Search committee Chairman Gordon Deckert told The Daily Oklahoman that the new health commissioner would likely come from a list of five candidates who lead a list of nine possible choices.
Also included among the five most likely candidates are the medical director for the New Mexico Corrections Department, a New Jersey epidemiologist and the assistant officer of the Florida Department of Health, Deckert said.
Deckert said all five would be interviewed by the end of this month.
Whoever is chosen will have the task of leading the state Health Department out of months of scandal that began with the arrest of former Deputy Health Commissioner Brent VanMeter on a bribery charge and later led to evidence of dozens of people who had jobs within the agency but who did little or no work.
"Leadership is desperately needed," Deckert said of the beleaguered department.
According to Deckert, the top candidates for the job are: -- John M. Robertson, 48, who since 1993 has been medical director for the 5,400-inmate New Mexico prison system.
-- Elin A. Gursky, who is a private consultant and epidemiologist with extensive health experience in the St.

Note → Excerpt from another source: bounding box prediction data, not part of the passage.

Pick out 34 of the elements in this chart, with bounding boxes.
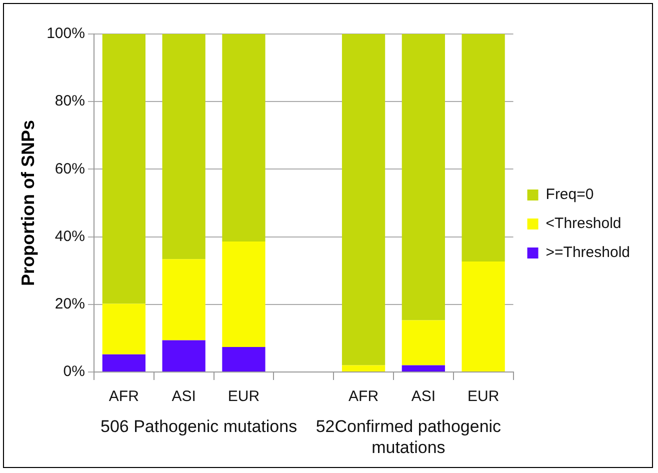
bar [402, 365, 445, 372]
bar [342, 365, 386, 372]
y-axis-title: Proportion of SNPs [18, 120, 38, 286]
legend-label: Freq=0 [546, 186, 594, 204]
y-tick-label: 20% [54, 296, 85, 313]
bar [162, 259, 206, 340]
bar [222, 346, 266, 372]
x-tick-label: EUR [228, 388, 260, 406]
legend-label: <Threshold [546, 215, 622, 232]
x-tick-label: EUR [467, 388, 500, 406]
legend-label: >=Threshold [546, 244, 630, 262]
bar [102, 34, 146, 304]
bar [402, 320, 445, 366]
bar [162, 34, 206, 260]
bar [222, 34, 266, 242]
x-tick-label: AFR [108, 388, 140, 406]
bar [102, 354, 146, 372]
text: 52Confirmed pathogenic mutations [314, 416, 502, 458]
bar [162, 340, 206, 372]
bar [462, 34, 505, 262]
bar [102, 304, 146, 354]
bar [462, 261, 505, 372]
y-tick-label: 0% [63, 363, 85, 380]
bar [222, 242, 266, 347]
x-tick-label: ASI [411, 388, 436, 406]
bar [342, 34, 386, 366]
text: 506 Pathogenic mutations [99, 416, 298, 438]
bar [402, 34, 445, 320]
y-tick-label: 40% [54, 228, 85, 245]
x-tick-label: AFR [348, 388, 379, 406]
y-tick-label: 60% [54, 160, 85, 178]
y-tick-label: 80% [54, 92, 85, 110]
x-tick-label: ASI [172, 388, 196, 406]
y-tick-label: 100% [46, 25, 85, 42]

Barnabas hospital system and as New Jersey's senior deputy health commissioner.
-- Garth L. Splinter, 49, a former chief executive officer for the Oklahoma Health Care Authority, the state's Medicaid agency.

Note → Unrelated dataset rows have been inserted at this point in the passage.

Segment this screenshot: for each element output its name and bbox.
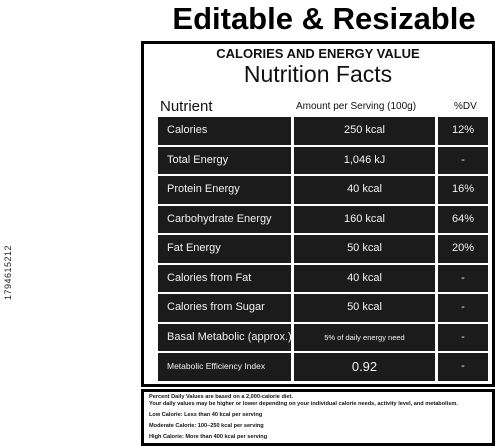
nutrient-table: Calories 250 kcal 12% Total Energy 1,046…	[158, 117, 488, 383]
nutrient-value: 250 kcal	[294, 117, 435, 145]
nutrient-value: 40 kcal	[294, 264, 435, 292]
table-row: Calories from Fat 40 kcal -	[158, 264, 488, 292]
nutrient-dv: 20%	[438, 235, 488, 263]
footnote-individual-needs: Your daily values may be higher or lower…	[149, 401, 458, 407]
nutrient-value: 40 kcal	[294, 176, 435, 204]
table-row: Basal Metabolic (approx.) 5% of daily en…	[158, 323, 488, 351]
stock-sidebar: 1794615212	[0, 0, 22, 446]
nutrient-value: 50 kcal	[294, 235, 435, 263]
nutrient-dv: 12%	[438, 117, 488, 145]
table-row: Fat Energy 50 kcal 20%	[158, 235, 488, 263]
nutrient-name: Calories from Sugar	[158, 294, 291, 322]
nutrient-value: 50 kcal	[294, 294, 435, 322]
nutrient-dv: -	[438, 264, 488, 292]
nutrient-dv: 16%	[438, 176, 488, 204]
nutrient-dv: -	[438, 294, 488, 322]
nutrient-name: Metabolic Efficiency Index	[158, 353, 291, 381]
nutrient-value: 5% of daily energy need	[294, 323, 435, 351]
table-row: Carbohydrate Energy 160 kcal 64%	[158, 205, 488, 233]
footnote-low-calorie: Low Calorie: Less than 40 kcal per servi…	[149, 412, 263, 418]
table-row: Calories 250 kcal 12%	[158, 117, 488, 145]
nutrient-dv: -	[438, 353, 488, 381]
column-header-nutrient: Nutrient	[160, 98, 213, 115]
nutrient-name: Basal Metabolic (approx.)	[158, 323, 292, 351]
nutrient-dv: 64%	[438, 205, 488, 233]
nutrient-name: Total Energy	[158, 146, 291, 174]
footnote-moderate-calorie: Moderate Calorie: 100–250 kcal per servi…	[149, 423, 264, 429]
headline: Editable & Resizable	[172, 1, 476, 36]
nutrient-value: 160 kcal	[294, 205, 435, 233]
column-header-dv: %DV	[454, 101, 477, 112]
nutrition-label: CALORIES AND ENERGY VALUE Nutrition Fact…	[141, 41, 495, 387]
nutrient-value: 1,046 kJ	[294, 146, 435, 174]
footnotes: Percent Daily Values are based on a 2,00…	[141, 389, 495, 446]
table-row: Metabolic Efficiency Index 0.92 -	[158, 353, 488, 381]
nutrient-name: Fat Energy	[158, 235, 291, 263]
column-header-amount: Amount per Serving (100g)	[296, 101, 417, 112]
table-row: Total Energy 1,046 kJ -	[158, 146, 488, 174]
table-row: Protein Energy 40 kcal 16%	[158, 176, 488, 204]
stock-id: 1794615212	[3, 244, 13, 300]
label-title: Nutrition Facts	[243, 61, 393, 87]
nutrient-value: 0.92	[294, 353, 435, 381]
nutrient-dv: -	[438, 323, 488, 351]
footnote-daily-values: Percent Daily Values are based on a 2,00…	[149, 394, 293, 400]
nutrient-name: Protein Energy	[158, 176, 291, 204]
nutrient-name: Calories from Fat	[158, 264, 291, 292]
footnote-high-calorie: High Calorie: More than 400 kcal per ser…	[149, 434, 268, 440]
label-subtitle: CALORIES AND ENERGY VALUE	[216, 46, 420, 61]
table-row: Calories from Sugar 50 kcal -	[158, 294, 488, 322]
nutrient-dv: -	[438, 146, 488, 174]
nutrient-name: Calories	[158, 117, 291, 145]
nutrient-name: Carbohydrate Energy	[158, 205, 291, 233]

Splinter is an OU professor of family and preventive medicine in Oklahoma City.
-- Robert D. Vincent, 58, who is a Health Department deputy commissioner for health promotion and policy analysis.
-- Leslie M Beitsch of Tallahassee, Fla., who supervises health services and activities offered by 11,000 employees at Florida's 67 county health departments.
Beitsch was in Oklahoma City on Thursday meeting with officials involved in the search process, which originally had 19 candidates.
Vincent has already been interviewed. Robertson arrives in Oklahoma City on Sunday. Gursky and Splinter will be interviewed later this month.
Deckert said he expects a second round of interviews in February with the two top candidates for the job. He said a final decision should be made on a new commissioner by April 1. The commissioner's salary is expected to be more than $125,000 a year.